ISSUE ---------
I have thousands of time series files (.csv) that contain intermittent data spanning for between 20-50 years (see df). Each file contains the date_time and a metric (temperature). The data is hourly and where no measurement exists there is an 'NA'.
>df
date_time temp
01/05/1943 11:00 5.2
01/05/1943 12:00 5.2
01/05/1943 13:00 5.8
01/05/1943 14:00 NA
01/05/1943 15:00 NA
01/05/1943 16:00 5.8
01/05/1943 17:00 5.8
01/05/1943 18:00 6.3
I need to check these files to see if they have sufficient data density. I.e. that the ratio of NA's to data values is not too high. To do this I have 3 criteria that must be checked for each file:
- Ensure that no more than 10% of the hours in a day are NA's
- Ensure that no more than 10% of the days in a month are NA's
- Ensure that there are 3 continuous years of data with valid days and months.

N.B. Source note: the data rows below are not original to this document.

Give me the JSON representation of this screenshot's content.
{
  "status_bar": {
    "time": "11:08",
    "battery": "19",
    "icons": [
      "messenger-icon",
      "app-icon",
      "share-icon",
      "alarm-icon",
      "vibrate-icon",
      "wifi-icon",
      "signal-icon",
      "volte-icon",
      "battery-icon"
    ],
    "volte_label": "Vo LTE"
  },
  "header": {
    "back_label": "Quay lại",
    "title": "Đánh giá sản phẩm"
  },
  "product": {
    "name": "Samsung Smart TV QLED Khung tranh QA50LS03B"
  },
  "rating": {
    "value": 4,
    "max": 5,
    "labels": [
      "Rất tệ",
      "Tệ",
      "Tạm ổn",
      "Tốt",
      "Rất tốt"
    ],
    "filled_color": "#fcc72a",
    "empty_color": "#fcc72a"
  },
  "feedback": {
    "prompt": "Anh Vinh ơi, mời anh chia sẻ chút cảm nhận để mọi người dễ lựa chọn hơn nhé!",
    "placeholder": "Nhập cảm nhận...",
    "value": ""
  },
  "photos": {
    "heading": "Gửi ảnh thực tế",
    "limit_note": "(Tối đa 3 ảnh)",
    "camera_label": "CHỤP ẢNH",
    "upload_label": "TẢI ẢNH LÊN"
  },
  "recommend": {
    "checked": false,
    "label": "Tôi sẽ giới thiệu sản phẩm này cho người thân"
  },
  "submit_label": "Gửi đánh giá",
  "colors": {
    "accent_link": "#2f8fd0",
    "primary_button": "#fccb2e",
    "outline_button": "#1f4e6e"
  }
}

Each criterion must be fulfilled sequentially and if the file does not meet the requirements then I must create a data frame (or any list) of the files that do not meet the criteria.
QUESTION--------
I wanted to ask the community how to go about this. I have considered the value of nested if loops, along with using sqldf, plyr, aggregate or even dplyr. But I do not know the simplest way to achieve this. Any example code or suggestions would be very much appreciated.